De Minister van Binnenlandse Zaken en Koninkrijksrelaties,

Gelet op artikel 2, eerste lid, onderdeel h en derde lid, en artikel 3, van het Besluit van 29 oktober 2022, houdende het stellen van regels over het verstrekken van specifieke uitkeringen aan gemeenten of provincies voor activiteiten die passen in het rijksbeleid met betrekking tot het bouwen, het wonen en de woonomgeving;

Besluit:

ARTIKEL I

De Meerjarige regeling specifieke uitkering herstructurering volkshuisvesting wordt als volgt gewijzigd:

A

In de opsomming in artikel 1 worden in de alfabetische volgorde ingevoegd:

vereniging:

vereniging van eigenaars, woonvereniging of wooncoöperatie;

vereniging van eigenaars:

vereniging van de eigenaars als bedoeld in artikel 112, eerste lid, onderdeel e, van Boek 5 van het Burgerlijk Wetboek;

wijkontwikkelingsmaatschappij:

een wijkontwikkelingsmaatschappij als bedoeld in artikel 1, tweede lid, onderdeel c, van de Regeling vrijstelling overdrachtsbelasting stedelijke herstructurering;

wooncoöperatie:

wooncoöperatie als bedoeld in artikel 18a van de Woningwet;

woonvereniging:

vereniging die eigenaar is van één of meer gebouwen en waarvan de leden het recht hebben om in een bepaalde woning die onderdeel uitmaakt van dat gebouw of die gebouwen te wonen;

B

Artikel 4, tweede lid, onderdeel a, komt te luiden:

  • a. het geheel van de door een gemeente ingediende aanvragen binnen een tranche maximaal € 28 miljoen bedraagt;

C

Aan artikel 5, tweede lid, wordt toegevoegd ‘In het geval dat de gemeente middelen vanuit de specifieke uitkering verstrekt aan een vereniging of wijkontwikkelingsmaatschappij waar toegelaten instellingen op enigerlei wijze deel vanuit maken, dient geborgd te zijn dat deze middelen enkel ten goede komen aan de herstructurering van de particuliere woningen.’

ARTIKEL II

Deze regeling treedt in werking met ingang van de dag na de datum van uitgifte van de Staatscourant waarin zij wordt geplaatst.

Deze regeling zal met toelichting in de Staatscourant worden geplaatst.

De Minister van Binnenlandse Zaken en Koninkrijksrelaties, H.M. de Jonge

TOELICHTING

In deze wijzigingsregeling wordt zoals in eerdere communicatie aan gemeenten is toegezegd het maximale aanvraagbedrag verhoogd tot € 28 miljoen.

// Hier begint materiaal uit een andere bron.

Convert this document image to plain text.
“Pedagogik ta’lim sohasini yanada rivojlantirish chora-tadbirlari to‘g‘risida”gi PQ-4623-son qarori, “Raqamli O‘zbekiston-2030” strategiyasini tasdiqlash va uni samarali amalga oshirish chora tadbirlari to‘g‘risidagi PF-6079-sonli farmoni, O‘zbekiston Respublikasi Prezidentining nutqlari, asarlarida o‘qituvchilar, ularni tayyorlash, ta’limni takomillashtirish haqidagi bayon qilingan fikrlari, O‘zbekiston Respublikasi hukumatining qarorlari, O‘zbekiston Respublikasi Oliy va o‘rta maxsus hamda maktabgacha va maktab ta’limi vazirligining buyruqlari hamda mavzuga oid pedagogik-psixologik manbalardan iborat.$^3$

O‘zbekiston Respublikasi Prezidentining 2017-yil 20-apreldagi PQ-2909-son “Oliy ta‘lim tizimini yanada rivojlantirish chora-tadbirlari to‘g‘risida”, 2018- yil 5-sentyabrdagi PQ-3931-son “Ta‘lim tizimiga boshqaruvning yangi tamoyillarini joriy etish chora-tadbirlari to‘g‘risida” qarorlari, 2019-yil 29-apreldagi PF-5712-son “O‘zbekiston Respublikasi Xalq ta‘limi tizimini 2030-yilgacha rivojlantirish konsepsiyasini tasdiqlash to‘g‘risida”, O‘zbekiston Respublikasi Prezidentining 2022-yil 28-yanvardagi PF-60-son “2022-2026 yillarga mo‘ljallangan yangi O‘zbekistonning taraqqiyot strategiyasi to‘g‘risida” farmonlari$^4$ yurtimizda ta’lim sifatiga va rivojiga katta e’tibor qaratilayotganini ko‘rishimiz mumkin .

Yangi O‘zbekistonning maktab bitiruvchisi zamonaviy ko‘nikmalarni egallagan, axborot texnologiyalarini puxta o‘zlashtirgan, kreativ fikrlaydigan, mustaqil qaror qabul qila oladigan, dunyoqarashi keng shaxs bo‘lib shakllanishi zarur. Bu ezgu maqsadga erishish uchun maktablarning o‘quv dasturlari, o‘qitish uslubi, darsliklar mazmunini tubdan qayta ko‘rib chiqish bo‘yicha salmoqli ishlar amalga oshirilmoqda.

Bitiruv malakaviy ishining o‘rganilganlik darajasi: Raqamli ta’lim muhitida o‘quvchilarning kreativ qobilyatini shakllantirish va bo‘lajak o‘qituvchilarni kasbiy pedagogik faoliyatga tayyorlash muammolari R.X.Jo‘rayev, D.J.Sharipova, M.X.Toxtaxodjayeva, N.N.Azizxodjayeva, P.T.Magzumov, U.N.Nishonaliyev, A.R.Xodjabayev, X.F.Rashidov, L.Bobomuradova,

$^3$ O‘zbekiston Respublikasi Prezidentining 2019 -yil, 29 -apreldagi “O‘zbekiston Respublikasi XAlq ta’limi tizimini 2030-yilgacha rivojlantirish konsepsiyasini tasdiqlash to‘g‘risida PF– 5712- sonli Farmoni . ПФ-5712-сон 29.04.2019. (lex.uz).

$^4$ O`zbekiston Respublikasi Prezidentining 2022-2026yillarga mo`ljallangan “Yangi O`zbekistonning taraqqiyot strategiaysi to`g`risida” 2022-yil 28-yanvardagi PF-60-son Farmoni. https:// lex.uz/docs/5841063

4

Daarvan wordt nog afgetrokken de door de gemeente opgegeven BTW-component die de gemeente uit het BTW-Compensatiefonds kan terugkrijgen, en die component wordt gestort in het Btw-Compensatiefonds van het Ministerie van Financiën. Daarnaast wordt in deze regeling nog een verduidelijking van artikel 5, tweede lid, aangebracht.

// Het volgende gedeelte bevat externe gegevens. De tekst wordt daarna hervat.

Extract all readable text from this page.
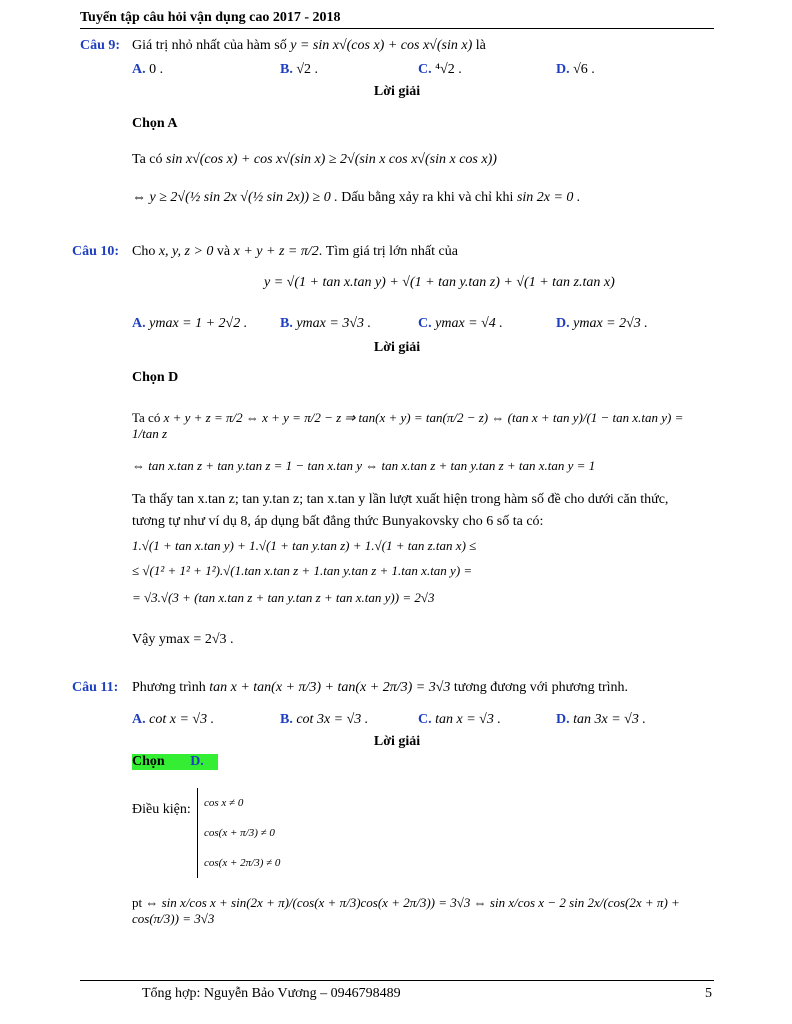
Tuyển tập câu hỏi vận dụng cao 2017 - 2018
Câu 9: Giá trị nhỏ nhất của hàm số y = sin x√(cos x) + cos x√(sin x) là
A. 0 .	B. √2 .	C. ⁴√2 .	D. √6 .
Lời giải
Chọn A
Ta có sin x√(cos x) + cos x√(sin x) ≥ 2√(sin x cos x√(sin x cos x))
⇔ y ≥ 2√(½ sin 2x √(½ sin 2x)) ≥ 0 . Dấu bằng xảy ra khi và chỉ khi sin 2x = 0 .
Câu 10: Cho x, y, z > 0 và x + y + z = π/2. Tìm giá trị lớn nhất của
y = √(1 + tan x.tan y) + √(1 + tan y.tan z) + √(1 + tan z.tan x)
A. ymax = 1 + 2√2 . B. ymax = 3√3 .	C. ymax = √4 .	D. ymax = 2√3 .
Lời giải
Chọn D
Ta có x + y + z = π/2 ⇔ x + y = π/2 − z ⇒ tan(x + y) = tan(π/2 − z) ⇔ (tan x + tan y)/(1 − tan x.tan y) = 1/tan z
⇔ tan x.tan z + tan y.tan z = 1 − tan x.tan y ⇔ tan x.tan z + tan y.tan z + tan x.tan y = 1
Ta thấy tan x.tan z; tan y.tan z; tan x.tan y lần lượt xuất hiện trong hàm số đề cho dưới căn thức,
tương tự như ví dụ 8, áp dụng bất đẳng thức Bunyakovsky cho 6 số ta có:
1.√(1 + tan x.tan y) + 1.√(1 + tan y.tan z) + 1.√(1 + tan z.tan x) ≤
≤ √(1² + 1² + 1²).√(1.tan x.tan z + 1.tan y.tan z + 1.tan x.tan y) =
= √3.√(3 + (tan x.tan z + tan y.tan z + tan x.tan y)) = 2√3
Vậy ymax = 2√3 .
Câu 11: Phương trình tan x + tan(x + π/3) + tan(x + 2π/3) = 3√3 tương đương với phương trình.
A. cot x = √3 .	B. cot 3x = √3 .	C. tan x = √3 .	D. tan 3x = √3 .
Lời giải
Chọn D.
Điều kiện: cos x ≠ 0
cos(x + π/3) ≠ 0
cos(x + 2π/3) ≠ 0
pt ⇔ sin x/cos x + sin(2x + π)/(cos(x + π/3)cos(x + 2π/3)) = 3√3 ⇔ sin x/cos x − 2 sin 2x/(cos(2x + π) + cos(π/3)) = 3√3
Tổng hợp: Nguyễn Bảo Vương – 0946798489	5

Momenteel vindt nog de afronding plaats van de parlementaire behandeling van de voorjaarsnota met daarin een voorstel om geld voor het Volkshuisvestingsfonds in de tijd naar voren te halen. Dit zorgt voor een verhoging van het uitkeringsplafond in deze regeling van € 140 miljoen naar € 280 miljoen. Op dit moment is de eerste suppletoire begroting nog niet geautoriseerd door de Eerste Kamer. Met deze wijzigingsregeling kunnen de gemeenten het hogere maximum aanvraagbedrag van € 28 miljoen aanvragen, ook wanneer de eerste suppletoire begroting niet (tijdig) wordt geautoriseerd.

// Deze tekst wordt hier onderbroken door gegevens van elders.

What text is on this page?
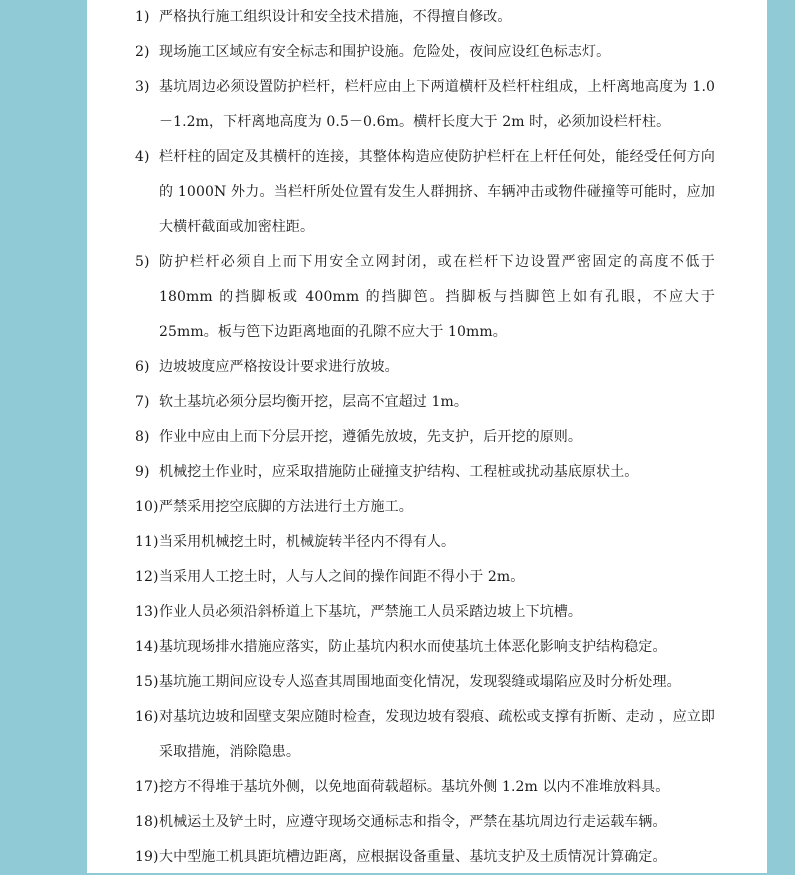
1) 严格执行施工组织设计和安全技术措施，不得擅自修改。
2) 现场施工区域应有安全标志和围护设施。危险处，夜间应设红色标志灯。
3) 基坑周边必须设置防护栏杆，栏杆应由上下两道横杆及栏杆柱组成，上杆离地高度为 1.0－1.2m，下杆离地高度为 0.5－0.6m。横杆长度大于 2m 时，必须加设栏杆柱。
4) 栏杆柱的固定及其横杆的连接，其整体构造应使防护栏杆在上杆任何处，能经受任何方向的 1000N 外力。当栏杆所处位置有发生人群拥挤、车辆冲击或物件碰撞等可能时，应加大横杆截面或加密柱距。
5) 防护栏杆必须自上而下用安全立网封闭，或在栏杆下边设置严密固定的高度不低于 180mm 的挡脚板或 400mm 的挡脚笆。挡脚板与挡脚笆上如有孔眼，不应大于 25mm。板与笆下边距离地面的孔隙不应大于 10mm。
6) 边坡坡度应严格按设计要求进行放坡。
7) 软土基坑必须分层均衡开挖，层高不宜超过 1m。
8) 作业中应由上而下分层开挖，遵循先放坡，先支护，后开挖的原则。
9) 机械挖土作业时，应采取措施防止碰撞支护结构、工程桩或扰动基底原状土。
10) 严禁采用挖空底脚的方法进行土方施工。
11) 当采用机械挖土时，机械旋转半径内不得有人。
12) 当采用人工挖土时，人与人之间的操作间距不得小于 2m。
13) 作业人员必须沿斜桥道上下基坑，严禁施工人员采踏边坡上下坑槽。
14) 基坑现场排水措施应落实，防止基坑内积水而使基坑土体恶化影响支护结构稳定。
15) 基坑施工期间应设专人巡查其周围地面变化情况，发现裂缝或塌陷应及时分析处理。
16) 对基坑边坡和固壁支架应随时检查，发现边坡有裂痕、疏松或支撑有折断、走动 ，应立即采取措施，消除隐患。
17) 挖方不得堆于基坑外侧，以免地面荷载超标。基坑外侧 1.2m 以内不准堆放料具。
18) 机械运土及铲土时，应遵守现场交通标志和指令，严禁在基坑周边行走运载车辆。
19) 大中型施工机具距坑槽边距离，应根据设备重量、基坑支护及土质情况计算确定。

De verduidelijking van artikel 5, tweede lid, heeft te maken met het volgende. Gebleken is dat er behoefte bestaat bij gemeenten om middelen te verstrekken aan onder andere gemengde VVE’s (dat zijn VVE’s met zowel particuliere eigenaren van woningen als corporaties die woningen bezitten) en wijkontwikkelingsmaatschappijen (al dan niet met rechtspersoonlijkheid) waar corporaties ook deel vanuit maken. Op basis van de regeling kunnen corporaties alleen middelen ontvangen voor inponding. Het is niet gewenst en beoogd dat deze beperking ertoe leidt dat gemengde lichamen – vanwege de deelname op enigerlei van een of meerdere corporaties – niet in aanmerking kunnen komen voor een bijdrage voor herstructurering in de zin van artikel 3 van de regeling. Dat zou de particuliere woningeigenaren onevenredig benadelen en zou ook het volkshuisvestelijk belang en het doel van deze regeling in de weg kunnen staan. Met de wijziging van artikel 5, lid 2, wordt verduidelijkt dat een dergelijke bijdrage mogelijk is. Een voorwaarde daarbij is dat de gemeente heeft geborgd dat die bijdrage toevalt aan de particuliere woningen. De wijze waarop dat is geregeld, zal de gemeente zichtbaar moeten maken in de aanvraag voor de bijdrage. Gedacht kan worden aan voorwaarden in de bijdrage die erop neerkomen dat de corporaties proportioneel bijdragen aan de kosten van de herstructurering van het geheel van de woningen naar rato van hun aandeel in de woningen.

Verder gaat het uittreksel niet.